In the reference study, to identify significant between-group differences across outcomes, they used a combination of the Monte Carlo test and non-parametric bootstrapping running 4,000 permutations calculated following a component-free approach across the entire array of electrodes for every millisecond. They then placed electrodes with significant results (p < 0.01) into 6 ROI, and the activity within such regions was averaged out. The 6 ROI were left and right frontocentral, centro-parietal and parieto-occipital with 14 electrodes (from 128 channels) assigned to each ROI. Then they compared the average activity from the six ROIs using 4,000 bootstrapping permutations (p < 0.05). Such contrasts were independently carried out in three time-windows (early: 100–250 ms; intermediate: 250–500 ms; late: 500–900 ms) for each condition, and group.
For my study, in Brainstorm, after pre-processing and obtaining weighted averages for each subject, I then place all weighted subject averages in Process 2 (Files A for one group and B for the other) and run Test > Permutation test: Independent running 4000 permutations. I identify the significant electrodes within each ROI as determined in the reference study and average them. I placed the pre-determined 14 electrodes into 6 montages to make it easier to find significant electrodes in each ROI. I then re-run Test > Permutation test: Independent running 4000 permutations on the averaged significant sensors (entering significant sensors in “Sensor types or names” and selecting the option “Average over channels”) for each ROI and for each time period to obtain the group difference (potentially 6 ROI x 3 time periods = 18 permutation tests).
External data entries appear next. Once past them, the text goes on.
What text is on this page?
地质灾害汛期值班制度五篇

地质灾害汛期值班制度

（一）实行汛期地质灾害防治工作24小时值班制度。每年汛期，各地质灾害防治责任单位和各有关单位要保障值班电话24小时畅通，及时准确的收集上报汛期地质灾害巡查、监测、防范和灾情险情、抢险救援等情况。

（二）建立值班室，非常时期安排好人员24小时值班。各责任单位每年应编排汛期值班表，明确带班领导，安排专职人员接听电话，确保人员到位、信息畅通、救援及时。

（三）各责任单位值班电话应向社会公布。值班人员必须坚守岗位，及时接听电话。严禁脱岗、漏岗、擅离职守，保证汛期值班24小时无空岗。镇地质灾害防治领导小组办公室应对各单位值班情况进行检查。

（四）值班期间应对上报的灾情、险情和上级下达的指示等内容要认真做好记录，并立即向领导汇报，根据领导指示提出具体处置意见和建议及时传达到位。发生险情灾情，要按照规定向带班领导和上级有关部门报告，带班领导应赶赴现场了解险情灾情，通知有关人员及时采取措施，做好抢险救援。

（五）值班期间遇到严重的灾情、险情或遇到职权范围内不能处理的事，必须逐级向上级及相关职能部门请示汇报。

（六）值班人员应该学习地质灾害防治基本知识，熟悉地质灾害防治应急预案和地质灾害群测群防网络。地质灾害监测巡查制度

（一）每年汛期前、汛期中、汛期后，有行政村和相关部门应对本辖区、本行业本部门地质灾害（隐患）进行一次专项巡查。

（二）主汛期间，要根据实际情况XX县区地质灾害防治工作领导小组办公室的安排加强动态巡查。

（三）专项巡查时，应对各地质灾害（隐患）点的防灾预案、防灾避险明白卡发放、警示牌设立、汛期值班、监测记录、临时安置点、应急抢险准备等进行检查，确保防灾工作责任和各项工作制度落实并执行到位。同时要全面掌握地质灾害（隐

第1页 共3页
Could you advise if this appropriately replicates the above analysis from the reference study in Brainstorm?
If you want to replicate your reference study, the best approach would be to ask the authors to share their processing scripts, and adapting it to your data. Otherwise, you would never be able to know if the differences obtained are due to a non-replicability of the published experiment, or simply differences in the processing pipeline.